I'm guessing she's prepping for a run for president. After deciding to secede from the Fat Hitler reich, she needed a reason that made her look heroic, not treasonous, so she decided to try the Epstein Files double jig. Timing her departure to make sure she gets her payoff is pure MTG. She's a cancer, but like the worst form of cancer cells, she can adapt, mutate, and move on to infect other areas of the body politic.
For what its worth, I remember aspects of Hurricane Carla (9/61) and fears and nightmares surrounding the Cuba MIssile Crisis (10/62), but have no memories that are distinctly my own from 11/22/63, when I was a 2nd grader in Houston public school.
Someone is smitten
Ron Filipkowski
"Republicans crafted an entire midterm strategy around making Mamdani the face of the Democratic Party and portraying him as the most dangerous political figure in American history.
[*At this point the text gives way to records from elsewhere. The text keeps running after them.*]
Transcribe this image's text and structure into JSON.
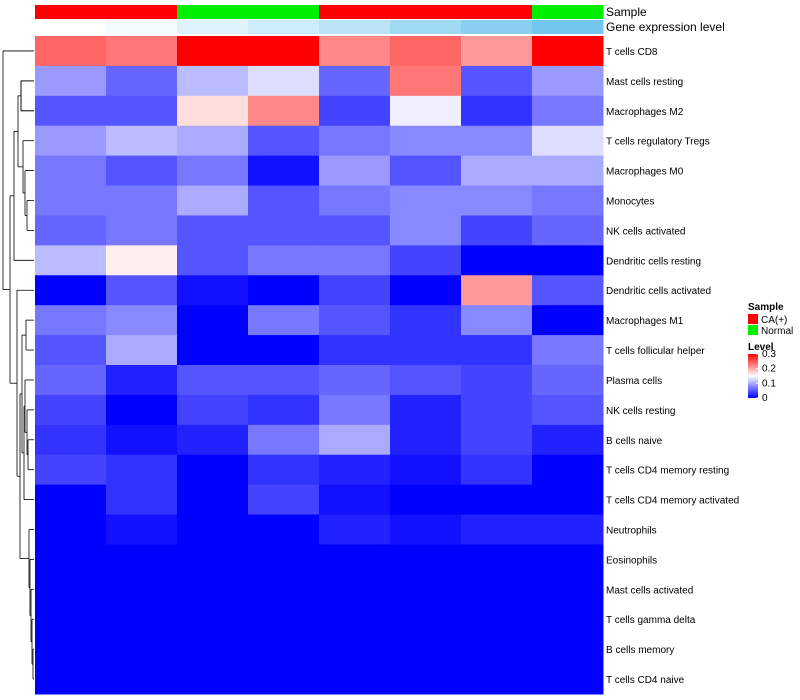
{
  "chart_data": {
    "type": "heatmap",
    "annotation_tracks": [
      "Sample",
      "Gene expression level"
    ],
    "sample_groups": [
      "CA(+)",
      "CA(+)",
      "Normal",
      "Normal",
      "CA(+)",
      "CA(+)",
      "CA(+)",
      "Normal"
    ],
    "gene_expression_level": [
      0.0,
      0.08,
      0.22,
      0.36,
      0.5,
      0.68,
      0.85,
      1.0
    ],
    "rows": [
      "T cells CD8",
      "Mast cells resting",
      "Macrophages M2",
      "T cells regulatory  Tregs",
      "Macrophages M0",
      "Monocytes",
      "NK cells activated",
      "Dendritic cells resting",
      "Dendritic cells activated",
      "Macrophages M1",
      "T cells follicular helper",
      "Plasma cells",
      "NK cells resting",
      "B cells naive",
      "T cells CD4 memory resting",
      "T cells CD4 memory activated",
      "Neutrophils",
      "Eosinophils",
      "Mast cells activated",
      "T cells gamma delta",
      "B cells memory",
      "T cells CD4 naive"
    ],
    "values": [
      [
        0.24,
        0.23,
        0.3,
        0.3,
        0.22,
        0.24,
        0.21,
        0.3
      ],
      [
        0.09,
        0.06,
        0.11,
        0.13,
        0.06,
        0.23,
        0.05,
        0.09
      ],
      [
        0.05,
        0.05,
        0.17,
        0.22,
        0.04,
        0.14,
        0.03,
        0.07
      ],
      [
        0.09,
        0.11,
        0.1,
        0.05,
        0.07,
        0.08,
        0.08,
        0.13
      ],
      [
        0.07,
        0.05,
        0.07,
        0.01,
        0.09,
        0.05,
        0.1,
        0.1
      ],
      [
        0.07,
        0.07,
        0.1,
        0.05,
        0.07,
        0.08,
        0.08,
        0.07
      ],
      [
        0.06,
        0.07,
        0.05,
        0.05,
        0.05,
        0.08,
        0.04,
        0.06
      ],
      [
        0.11,
        0.16,
        0.05,
        0.07,
        0.07,
        0.04,
        0.0,
        0.0
      ],
      [
        0.0,
        0.05,
        0.01,
        0.0,
        0.04,
        0.0,
        0.21,
        0.05
      ],
      [
        0.07,
        0.08,
        0.0,
        0.07,
        0.05,
        0.03,
        0.08,
        0.0
      ],
      [
        0.05,
        0.1,
        0.0,
        0.0,
        0.03,
        0.03,
        0.03,
        0.07
      ],
      [
        0.06,
        0.02,
        0.05,
        0.05,
        0.06,
        0.05,
        0.04,
        0.06
      ],
      [
        0.04,
        0.0,
        0.04,
        0.03,
        0.07,
        0.02,
        0.04,
        0.05
      ],
      [
        0.03,
        0.01,
        0.02,
        0.07,
        0.1,
        0.02,
        0.04,
        0.02
      ],
      [
        0.04,
        0.03,
        0.0,
        0.03,
        0.02,
        0.01,
        0.03,
        0.0
      ],
      [
        0.0,
        0.03,
        0.0,
        0.04,
        0.01,
        0.0,
        0.0,
        0.0
      ],
      [
        0.0,
        0.01,
        0.0,
        0.0,
        0.02,
        0.01,
        0.02,
        0.02
      ],
      [
        0.0,
        0.0,
        0.0,
        0.0,
        0.0,
        0.0,
        0.0,
        0.0
      ],
      [
        0.0,
        0.0,
        0.0,
        0.0,
        0.0,
        0.0,
        0.0,
        0.0
      ],
      [
        0.0,
        0.0,
        0.0,
        0.0,
        0.0,
        0.0,
        0.0,
        0.0
      ],
      [
        0.0,
        0.0,
        0.0,
        0.0,
        0.0,
        0.0,
        0.0,
        0.0
      ],
      [
        0.0,
        0.0,
        0.0,
        0.0,
        0.0,
        0.0,
        0.0,
        0.0
      ]
    ],
    "color_scale": {
      "min": 0,
      "mid": 0.15,
      "max": 0.3,
      "low": "#0000ff",
      "middle": "#ffffff",
      "high": "#ff0000"
    },
    "legend_sample": {
      "title": "Sample",
      "items": [
        {
          "label": "CA(+)",
          "color": "#ff0000"
        },
        {
          "label": "Normal",
          "color": "#00ee00"
        }
      ]
    },
    "legend_level": {
      "title": "Level",
      "ticks": [
        "0.3",
        "0.2",
        "0.1",
        "0"
      ]
    },
    "gene_expression_colors": {
      "low": "#ffffff",
      "high": "#74c7ec"
    },
    "legend_placement": "right",
    "dendrogram": "rows, left side"
  }
}
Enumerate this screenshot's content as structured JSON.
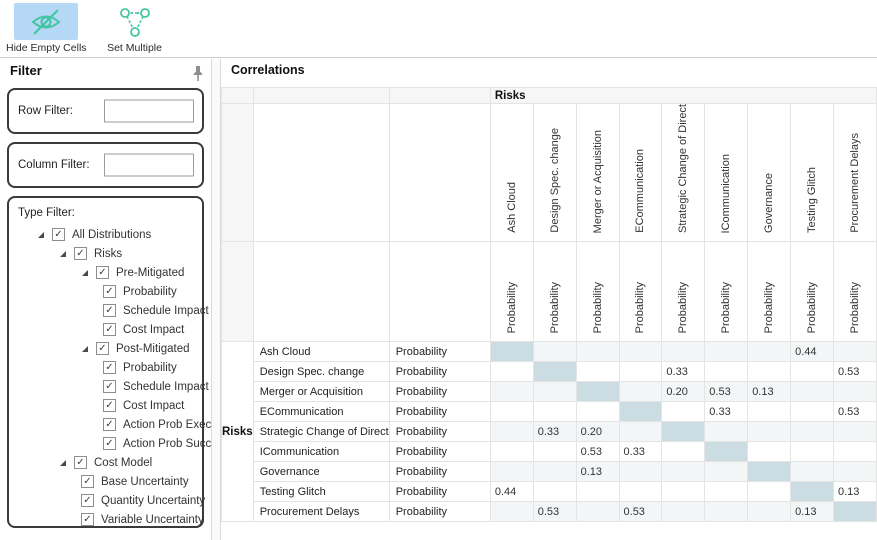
{
  "toolbar": {
    "hide_empty_cells": {
      "label": "Hide Empty Cells",
      "icon": "eye-off-icon",
      "active": true
    },
    "set_multiple": {
      "label": "Set Multiple",
      "icon": "set-multiple-icon",
      "active": false
    }
  },
  "filter": {
    "title": "Filter",
    "pin_icon": "pin-icon",
    "row_filter_label": "Row Filter:",
    "row_filter_value": "",
    "column_filter_label": "Column Filter:",
    "column_filter_value": "",
    "type_filter_label": "Type Filter:",
    "tree": [
      {
        "label": "All Distributions",
        "level": 0,
        "expanded": true,
        "checked": true
      },
      {
        "label": "Risks",
        "level": 1,
        "expanded": true,
        "checked": true
      },
      {
        "label": "Pre-Mitigated",
        "level": 2,
        "expanded": true,
        "checked": true
      },
      {
        "label": "Probability",
        "level": 3,
        "checked": true
      },
      {
        "label": "Schedule Impact",
        "level": 3,
        "checked": true
      },
      {
        "label": "Cost Impact",
        "level": 3,
        "checked": true
      },
      {
        "label": "Post-Mitigated",
        "level": 2,
        "expanded": true,
        "checked": true
      },
      {
        "label": "Probability",
        "level": 3,
        "checked": true
      },
      {
        "label": "Schedule Impact",
        "level": 3,
        "checked": true
      },
      {
        "label": "Cost Impact",
        "level": 3,
        "checked": true
      },
      {
        "label": "Action Prob Exec.",
        "level": 3,
        "checked": true
      },
      {
        "label": "Action Prob Succ.",
        "level": 3,
        "checked": true
      },
      {
        "label": "Cost Model",
        "level": 1,
        "expanded": true,
        "checked": true
      },
      {
        "label": "Base Uncertainty",
        "level": 2,
        "checked": true
      },
      {
        "label": "Quantity Uncertainty",
        "level": 2,
        "checked": true
      },
      {
        "label": "Variable Uncertainty",
        "level": 2,
        "checked": true
      }
    ]
  },
  "correlations": {
    "title": "Correlations",
    "column_group_label": "Risks",
    "row_group_label": "Risks",
    "sub_header": "Probability",
    "columns": [
      "Ash Cloud",
      "Design Spec. change",
      "Merger or Acquisition",
      "ECommunication",
      "Strategic Change of Direct",
      "ICommunication",
      "Governance",
      "Testing Glitch",
      "Procurement Delays"
    ],
    "rows": [
      {
        "name": "Ash Cloud",
        "dist": "Probability",
        "values": [
          "",
          "",
          "",
          "",
          "",
          "",
          "",
          "0.44",
          ""
        ]
      },
      {
        "name": "Design Spec. change",
        "dist": "Probability",
        "values": [
          "",
          "",
          "",
          "",
          "0.33",
          "",
          "",
          "",
          "0.53"
        ]
      },
      {
        "name": "Merger or Acquisition",
        "dist": "Probability",
        "values": [
          "",
          "",
          "",
          "",
          "0.20",
          "0.53",
          "0.13",
          "",
          ""
        ]
      },
      {
        "name": "ECommunication",
        "dist": "Probability",
        "values": [
          "",
          "",
          "",
          "",
          "",
          "0.33",
          "",
          "",
          "0.53"
        ]
      },
      {
        "name": "Strategic Change of Direct",
        "dist": "Probability",
        "values": [
          "",
          "0.33",
          "0.20",
          "",
          "",
          "",
          "",
          "",
          ""
        ]
      },
      {
        "name": "ICommunication",
        "dist": "Probability",
        "values": [
          "",
          "",
          "0.53",
          "0.33",
          "",
          "",
          "",
          "",
          ""
        ]
      },
      {
        "name": "Governance",
        "dist": "Probability",
        "values": [
          "",
          "",
          "0.13",
          "",
          "",
          "",
          "",
          "",
          ""
        ]
      },
      {
        "name": "Testing Glitch",
        "dist": "Probability",
        "values": [
          "0.44",
          "",
          "",
          "",
          "",
          "",
          "",
          "",
          "0.13"
        ]
      },
      {
        "name": "Procurement Delays",
        "dist": "Probability",
        "values": [
          "",
          "0.53",
          "",
          "0.53",
          "",
          "",
          "",
          "0.13",
          ""
        ]
      }
    ]
  },
  "colors": {
    "toolbar_active_bg": "#b5d8f6",
    "icon_teal": "#45c5a2",
    "diagonal_cell": "#cbdce2",
    "row_stripe": "#f2f6f7"
  }
}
Called him a jihadist. Introduced a resolution in the House condemning socialism. All gone now."
War Plans [The Atlantic gift link]
"The Murky Plan That Ensures a Future War
Who will benefit from the White House’s 28-point proposal for Ukraine?
By Anne Applebaum
The 28-point peace plan that the United States and Russia want to impose on Ukraine and Europe is misnamed. It is not a peace plan. It is a proposal that weakens Ukraine and divides America from Europe, preparing the way for a larger war in the future. In the meantime, it benefits unnamed Russian and American investors, at the expense of everyone else."
political camouflage
"Thirty Minutes in the Lion’s Den: The Interview Trump Thought He Controlled
by Bruce Fanger
There’s a strange thing that happens when you watch the full thirty-minute interview instead of the clipped version the internet tosses around. The edges soften. The masks slip. And you start to see the actual geometry of the interaction — where power sits, where insecurity leaks, where the tone changes, where the truth speaks by accident. The viral clip makes it look like a moment. The full meeting reveals a dynamic.
This wasn’t a showdown. It wasn’t a humiliation. It wasn’t a triumph for either man. It was something far more revealing: a case study in how a bully behaves when he can’t rely on fear, and how a principled politician behaves when he refuses the role of the victim.
What the meeting showed is simpler and more damning:
Trump is only powerful when the room fears him.
Take the fear away, and he becomes oddly gentle, strangely polite, and completely unable to dominate the conversation.
Fear is the oxygen of authoritarianism.
Take it away, and even a strongman starts to sound like a man."
"Fear is the oxygen of authoritarianism". So true.
Hey, I just noticed, I've been typing "authoritarianism" so often it's automatic, like playing a major scale on the piano you've been practicing for six months straight.